Years afterwards Mildred was once asked which was the bitterest hour of her life, and she had grown suddenly pale and the answer had died away on her lips; the remembrance of this night had power to chill her even then.
A singular conflict was raging in Mildred's gentle bosom, passions hitherto unknown stirred and agitated it; the poor soul, dragged before the tribunal of inexorable womanhood, had pleaded guilty to a crime that was yet no crime—the sin of having loved unsought.
Unconsciousness could shield her no longer, the beneficent cloak of friendship could not cover her; mutual sympathy, the united strength of goodness and intellect, her own pitying woman's heart, had wrought the mischief under which she was now writhing with an intolerable sense of terror and shame.

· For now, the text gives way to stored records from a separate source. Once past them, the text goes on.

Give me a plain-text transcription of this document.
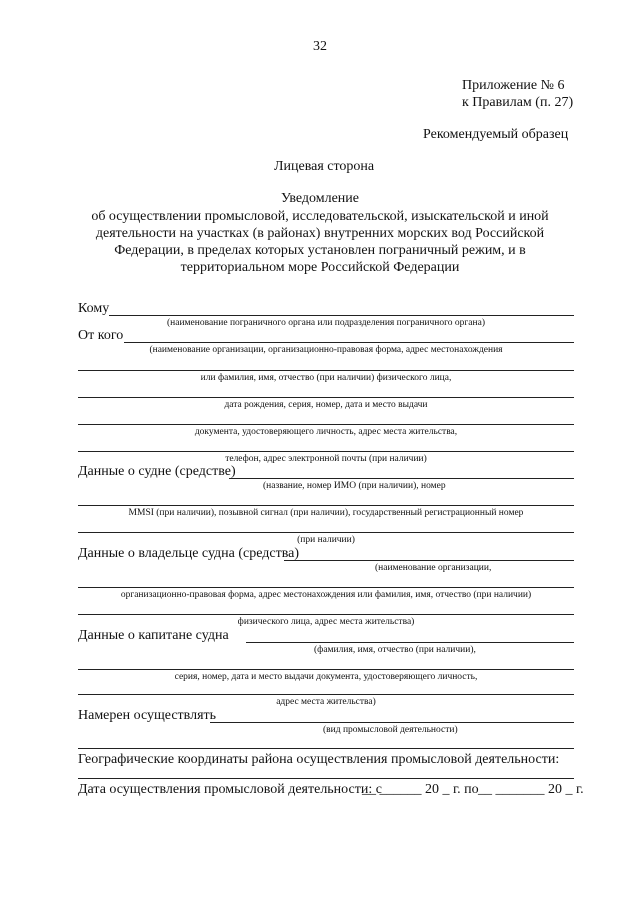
32
Приложение № 6
к Правилам (п. 27)
Рекомендуемый образец
Лицевая сторона
Уведомление
об осуществлении промысловой, исследовательской, изыскательской и иной
деятельности на участках (в районах) внутренних морских вод Российской
Федерации, в пределах которых установлен пограничный режим, и в
территориальном море Российской Федерации
Кому
(наименование пограничного органа или подразделения пограничного органа)
От кого
(наименование организации, организационно-правовая форма, адрес местонахождения
или фамилия, имя, отчество (при наличии) физического лица,
дата рождения, серия, номер, дата и место выдачи
документа, удостоверяющего личность, адрес места жительства,
телефон, адрес электронной почты (при наличии)
Данные о судне (средстве)
(название, номер ИМО (при наличии), номер
MMSI (при наличии), позывной сигнал (при наличии), государственный регистрационный номер
(при наличии)
Данные о владельце судна (средства)
(наименование организации,
организационно-правовая форма, адрес местонахождения или фамилия, имя, отчество (при наличии)
физического лица, адрес места жительства)
Данные о капитане судна
(фамилия, имя, отчество (при наличии),
серия, номер, дата и место выдачи документа, удостоверяющего личность,
адрес места жительства)
Намерен осуществлять
(вид промысловой деятельности)
Географические координаты района осуществления промысловой деятельности:
Дата осуществления промысловой деятельности: с
__ ______ 20 _ г. по __ _______ 20 _ г.
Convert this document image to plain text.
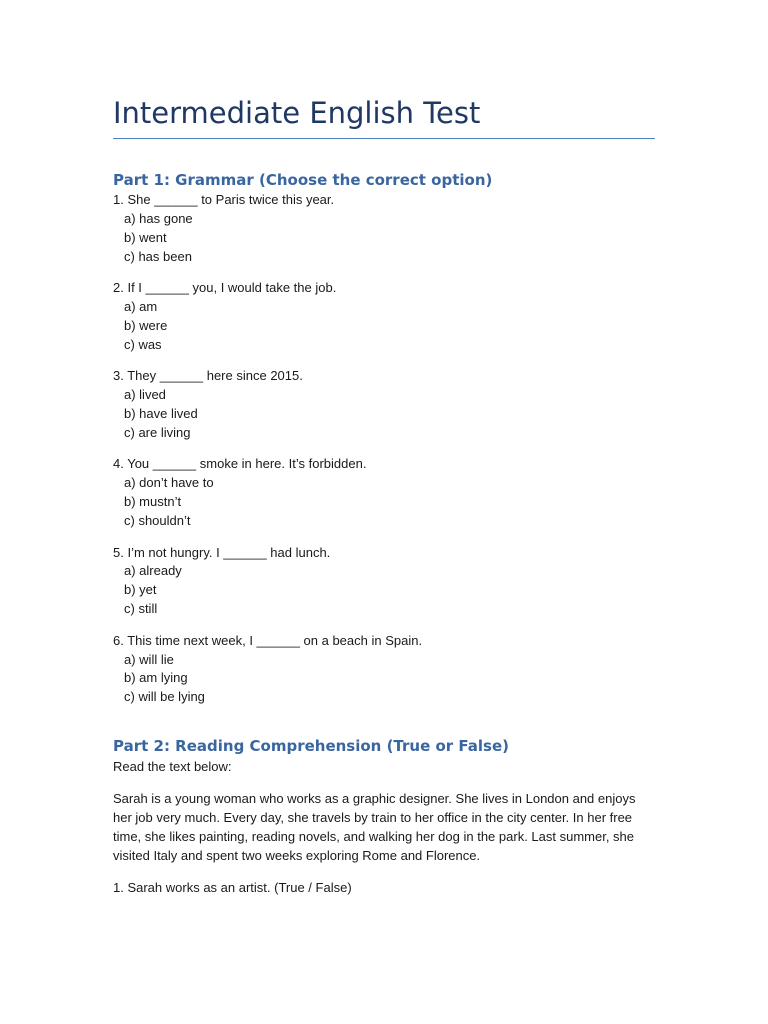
Intermediate English Test
Part 1: Grammar (Choose the correct option)

1. She ______ to Paris twice this year.

a) has gone

b) went

c) has been

2. If I ______ you, I would take the job.

a) am

b) were

c) was

3. They ______ here since 2015.

a) lived

b) have lived

c) are living

4. You ______ smoke in here. It’s forbidden.

a) don’t have to

b) mustn’t

c) shouldn’t

5. I’m not hungry. I ______ had lunch.

a) already

b) yet

c) still

6. This time next week, I ______ on a beach in Spain.

a) will lie

b) am lying

c) will be lying

Part 2: Reading Comprehension (True or False)

Read the text below:

Sarah is a young woman who works as a graphic designer. She lives in London and enjoys her job very much. Every day, she travels by train to her office in the city center. In her free time, she likes painting, reading novels, and walking her dog in the park. Last summer, she visited Italy and spent two weeks exploring Rome and Florence.

1. Sarah works as an artist. (True / False)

And how intolerable can only be known by any pure-minded woman under the same circumstances! It would not be too much to say that Mildred absolutely cowered under it; tranquillity was broken up; the brain, calm and reasonable no longer, grew feverish with the effort to piece together tormenting fragments of recollection.
Had she betrayed herself? How had she sinned if she had so sinned? What had she done that the agony of this humiliation had come upon her—she who had thought of others, never of herself?
Was this the secret of her false peace? was her life indeed robbed of its sweetest illusion—she who had hoped for nothing, expected nothing? would she now go softly all her days as one who had lost her chief good?